Clouds complicate the picture further, but Byrnes and his colleagues decided to focus on conditions in deserts where this is seldom an issue.
Nevertheless, co-author Professor Frederico Capasso says, “It’s not at all obvious, at first, how you would generate DC power by emitting infrared light in free space toward the cold. To generate power by emitting, not by absorbing light, that's weird.”
One concept Byrnes and Capasso propose consists of two plates, a hotter one on the ground and a “cold” plate above it. In fact the temperature difference between the two would be very small. The hotter plate would be the temperature of the Earth – substantial at the end of a sunny day, but cooling down in the course of the night. The cold plate would be made of a material that cools very efficiently, radiating the heat it absorbs from the hotplate away almost as soon as it gets it.
“This approach is fairly intuitive because we are combining the familiar principles of heat engines and radiative cooling,” says Byrnes, although his definition of intuitive may refer more to that of a physicist or engineer than the population as a whole.
In theory, if the cold plate can be kept cool the team show that it should be possible to generate a few watts per square meter – tiny compared to photovoltaic panels during daytime. However, even this may be a problem since the cold plate would tend to warm towards the temperature of the surrounding environment.
The team's second proposal is even more exotic. They suggest using tiny diodes and antennas shrunk to the nanoscale to harvest really tiny energy differentials.
“The key is in these beautiful circuit diagrams,” says Capasso (see image below). “We found they had been considered before for another application—in 1968 by J.B. Gunn, the inventor of the Gunn diode used in police radars—and been completely buried in the literature and forgotten. But to try to explain them qualitatively took a lot of effort.”
The electrical noise that can pollute circuits occurs when components push current in either direction. Diodes act like valves, letting current flow one way but not the other. If a diode is at a higher temperature than a resistor it will push the current forwards, but not allow it to flow back. If the resistor is made of the same efficiently emitting material used in the cold plate above the electrons within it will be cooler than those in the rest of the circuit. “You get an electric current directly from the radiation process, without the intermediate step of cooling a macroscopic object,” says Byrnes.

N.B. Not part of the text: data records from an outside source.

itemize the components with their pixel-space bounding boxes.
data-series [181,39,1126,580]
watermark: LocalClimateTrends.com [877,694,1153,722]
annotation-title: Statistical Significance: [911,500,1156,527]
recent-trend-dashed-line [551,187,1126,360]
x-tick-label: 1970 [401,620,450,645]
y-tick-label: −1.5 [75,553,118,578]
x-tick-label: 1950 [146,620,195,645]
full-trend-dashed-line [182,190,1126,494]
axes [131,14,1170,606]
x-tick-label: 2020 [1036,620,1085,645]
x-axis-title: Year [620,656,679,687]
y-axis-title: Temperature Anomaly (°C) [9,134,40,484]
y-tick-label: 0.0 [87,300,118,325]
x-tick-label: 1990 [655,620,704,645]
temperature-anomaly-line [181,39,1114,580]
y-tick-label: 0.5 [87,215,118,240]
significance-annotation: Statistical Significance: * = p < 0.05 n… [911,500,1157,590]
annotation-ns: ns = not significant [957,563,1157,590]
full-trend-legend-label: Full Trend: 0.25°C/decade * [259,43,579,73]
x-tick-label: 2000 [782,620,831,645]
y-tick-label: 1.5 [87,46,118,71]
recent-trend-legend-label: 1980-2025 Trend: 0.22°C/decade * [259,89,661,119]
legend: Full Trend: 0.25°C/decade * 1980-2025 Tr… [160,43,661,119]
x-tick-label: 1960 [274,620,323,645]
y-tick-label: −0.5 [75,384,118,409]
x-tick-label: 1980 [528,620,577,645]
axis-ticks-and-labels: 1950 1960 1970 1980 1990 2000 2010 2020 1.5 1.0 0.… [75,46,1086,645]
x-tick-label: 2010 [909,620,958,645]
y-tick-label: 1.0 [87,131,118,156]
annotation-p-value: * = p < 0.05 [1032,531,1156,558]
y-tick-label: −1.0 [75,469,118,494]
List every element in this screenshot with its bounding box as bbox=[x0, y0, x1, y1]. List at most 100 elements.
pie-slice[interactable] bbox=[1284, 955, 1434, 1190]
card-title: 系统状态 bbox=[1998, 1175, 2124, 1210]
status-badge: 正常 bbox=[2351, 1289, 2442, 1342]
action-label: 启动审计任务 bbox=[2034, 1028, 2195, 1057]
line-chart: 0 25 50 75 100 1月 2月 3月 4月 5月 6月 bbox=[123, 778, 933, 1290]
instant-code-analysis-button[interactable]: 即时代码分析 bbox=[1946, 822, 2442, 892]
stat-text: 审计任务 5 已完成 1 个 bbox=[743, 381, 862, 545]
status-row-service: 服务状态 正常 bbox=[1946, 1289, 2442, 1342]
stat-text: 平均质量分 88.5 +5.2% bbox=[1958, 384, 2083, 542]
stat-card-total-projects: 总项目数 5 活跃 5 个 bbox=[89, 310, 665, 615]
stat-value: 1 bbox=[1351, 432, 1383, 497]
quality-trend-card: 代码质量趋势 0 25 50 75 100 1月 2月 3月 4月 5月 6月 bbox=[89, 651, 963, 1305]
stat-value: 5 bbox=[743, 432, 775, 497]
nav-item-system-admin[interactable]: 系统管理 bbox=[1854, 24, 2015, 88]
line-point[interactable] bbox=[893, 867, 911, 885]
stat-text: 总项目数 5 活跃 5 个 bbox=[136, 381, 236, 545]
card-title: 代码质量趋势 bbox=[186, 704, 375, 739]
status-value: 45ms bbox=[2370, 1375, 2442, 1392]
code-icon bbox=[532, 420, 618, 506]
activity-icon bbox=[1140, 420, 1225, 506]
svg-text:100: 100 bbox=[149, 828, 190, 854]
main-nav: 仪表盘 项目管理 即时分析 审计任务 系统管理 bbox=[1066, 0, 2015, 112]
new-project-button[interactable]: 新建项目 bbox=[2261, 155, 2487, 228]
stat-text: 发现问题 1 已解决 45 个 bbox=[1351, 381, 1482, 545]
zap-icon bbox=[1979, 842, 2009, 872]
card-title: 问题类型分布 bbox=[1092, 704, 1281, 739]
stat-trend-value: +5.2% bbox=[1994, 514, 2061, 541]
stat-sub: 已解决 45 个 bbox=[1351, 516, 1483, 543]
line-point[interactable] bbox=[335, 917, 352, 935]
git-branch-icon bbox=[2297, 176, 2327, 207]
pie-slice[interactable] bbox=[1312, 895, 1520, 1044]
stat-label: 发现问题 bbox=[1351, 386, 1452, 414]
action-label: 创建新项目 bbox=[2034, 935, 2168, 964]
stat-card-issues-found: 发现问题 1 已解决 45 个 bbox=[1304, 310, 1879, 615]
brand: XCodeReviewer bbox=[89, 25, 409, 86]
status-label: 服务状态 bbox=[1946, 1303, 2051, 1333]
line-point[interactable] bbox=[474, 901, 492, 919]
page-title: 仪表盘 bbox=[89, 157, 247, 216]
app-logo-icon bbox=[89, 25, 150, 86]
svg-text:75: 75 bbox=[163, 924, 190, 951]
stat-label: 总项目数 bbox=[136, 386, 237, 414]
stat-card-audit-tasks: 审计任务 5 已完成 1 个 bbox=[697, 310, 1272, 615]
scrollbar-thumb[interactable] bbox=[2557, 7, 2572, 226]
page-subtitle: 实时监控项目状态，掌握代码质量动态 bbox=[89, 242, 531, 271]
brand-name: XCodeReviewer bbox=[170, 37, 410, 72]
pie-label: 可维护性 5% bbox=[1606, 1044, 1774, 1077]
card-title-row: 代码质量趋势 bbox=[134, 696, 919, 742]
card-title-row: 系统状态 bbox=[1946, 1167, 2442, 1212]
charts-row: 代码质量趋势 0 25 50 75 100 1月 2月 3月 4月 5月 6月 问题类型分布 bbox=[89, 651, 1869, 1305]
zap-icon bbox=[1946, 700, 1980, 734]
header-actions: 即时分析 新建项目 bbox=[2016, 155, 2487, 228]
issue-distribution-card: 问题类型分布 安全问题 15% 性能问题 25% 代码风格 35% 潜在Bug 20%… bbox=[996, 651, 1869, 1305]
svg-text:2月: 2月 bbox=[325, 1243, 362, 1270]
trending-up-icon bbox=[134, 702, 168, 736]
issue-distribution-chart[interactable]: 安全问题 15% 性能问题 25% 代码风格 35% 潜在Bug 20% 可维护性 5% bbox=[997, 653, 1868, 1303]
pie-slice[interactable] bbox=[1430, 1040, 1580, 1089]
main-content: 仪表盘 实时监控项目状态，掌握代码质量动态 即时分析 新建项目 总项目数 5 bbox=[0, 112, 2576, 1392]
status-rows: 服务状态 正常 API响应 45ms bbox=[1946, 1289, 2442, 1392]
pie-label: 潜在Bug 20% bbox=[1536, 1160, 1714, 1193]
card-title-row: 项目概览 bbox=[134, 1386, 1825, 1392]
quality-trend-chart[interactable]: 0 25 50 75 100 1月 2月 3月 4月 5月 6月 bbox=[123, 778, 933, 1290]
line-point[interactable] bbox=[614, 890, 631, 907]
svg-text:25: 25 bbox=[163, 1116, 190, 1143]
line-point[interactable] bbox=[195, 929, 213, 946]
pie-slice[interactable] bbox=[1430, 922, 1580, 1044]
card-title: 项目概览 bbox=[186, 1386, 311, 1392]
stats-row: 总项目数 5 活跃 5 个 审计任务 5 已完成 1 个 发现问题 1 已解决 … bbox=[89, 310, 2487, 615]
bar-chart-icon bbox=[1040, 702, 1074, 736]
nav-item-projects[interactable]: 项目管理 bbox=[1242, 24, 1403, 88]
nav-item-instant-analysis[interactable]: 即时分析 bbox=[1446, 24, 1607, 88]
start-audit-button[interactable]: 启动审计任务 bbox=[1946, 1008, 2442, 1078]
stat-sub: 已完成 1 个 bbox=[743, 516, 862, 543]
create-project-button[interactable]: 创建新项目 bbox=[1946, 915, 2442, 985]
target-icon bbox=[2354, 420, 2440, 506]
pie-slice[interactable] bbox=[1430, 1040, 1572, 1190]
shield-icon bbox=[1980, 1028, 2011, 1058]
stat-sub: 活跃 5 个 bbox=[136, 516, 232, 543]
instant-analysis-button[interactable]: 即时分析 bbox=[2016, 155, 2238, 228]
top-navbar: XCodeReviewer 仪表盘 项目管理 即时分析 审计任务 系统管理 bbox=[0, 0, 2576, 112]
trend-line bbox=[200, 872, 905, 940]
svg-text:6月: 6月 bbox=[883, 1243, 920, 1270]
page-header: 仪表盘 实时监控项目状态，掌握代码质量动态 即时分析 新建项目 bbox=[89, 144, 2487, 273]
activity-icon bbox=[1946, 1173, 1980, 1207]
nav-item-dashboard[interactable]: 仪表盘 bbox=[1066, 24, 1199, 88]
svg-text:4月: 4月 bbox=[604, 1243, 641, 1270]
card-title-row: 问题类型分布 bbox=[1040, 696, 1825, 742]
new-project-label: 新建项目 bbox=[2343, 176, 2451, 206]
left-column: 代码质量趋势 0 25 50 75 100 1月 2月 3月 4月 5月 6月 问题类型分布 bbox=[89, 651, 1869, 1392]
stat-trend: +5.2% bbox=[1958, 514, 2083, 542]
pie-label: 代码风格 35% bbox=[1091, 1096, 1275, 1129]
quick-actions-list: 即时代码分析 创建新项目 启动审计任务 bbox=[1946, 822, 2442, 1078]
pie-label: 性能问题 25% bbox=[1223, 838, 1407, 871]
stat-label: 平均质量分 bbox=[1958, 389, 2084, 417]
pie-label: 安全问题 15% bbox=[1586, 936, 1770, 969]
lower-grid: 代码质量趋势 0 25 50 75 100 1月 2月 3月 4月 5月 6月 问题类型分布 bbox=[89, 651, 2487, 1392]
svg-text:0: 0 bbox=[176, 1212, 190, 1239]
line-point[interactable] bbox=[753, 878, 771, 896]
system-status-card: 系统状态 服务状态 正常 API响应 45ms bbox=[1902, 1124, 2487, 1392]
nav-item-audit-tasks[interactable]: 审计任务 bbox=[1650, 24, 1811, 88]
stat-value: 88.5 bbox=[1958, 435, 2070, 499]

If thousands of tiny circuits generating minute amounts of power in this way are added together the result might be something we can use.
Not long ago, such an idea would have been entirely theoretical, but developments in small-scale electronics, nanofabrication and new materials means that it should now be possible to build such a device. Nevertheless, two classes of problems remain.
The first is technical “The more power that’s flowing through a single circuit, the easier it is to get the components to do what you want. If you’re harvesting energy from infrared emissions, the voltage will be relatively low,” says Byrnes. “That means it’s very difficult to create an infrared diode that will work well.”
Byrnes thinks the solution here may lie in a mix of new diode devices suited to low voltages and higher impedance circuit components that raise the voltage of operation.
Beyond this lies the economic challenge. The cost of battery storage has started to fall, and some observers expect it to undergo the same sort of dizzying drop in price solar cells have experienced in recent years. Moreover, the majority of solar thermal projects – ideally suited to the desert conditions in which Byrnes and Capasso's system might operate – now come with hot salt tanks that allow them to generate power through the night. Any design the Harvard team produces will have to compete on price with such solutions, which may prove harder even than the astonishing physics required to make it happen.
More exotic applications may also be a consideration. For example the Moon's lack of atmosphere makes for much more dramatic heating and cooling, and storing solar power through the two week lunar night could be a challenge, changing the economics for future bases.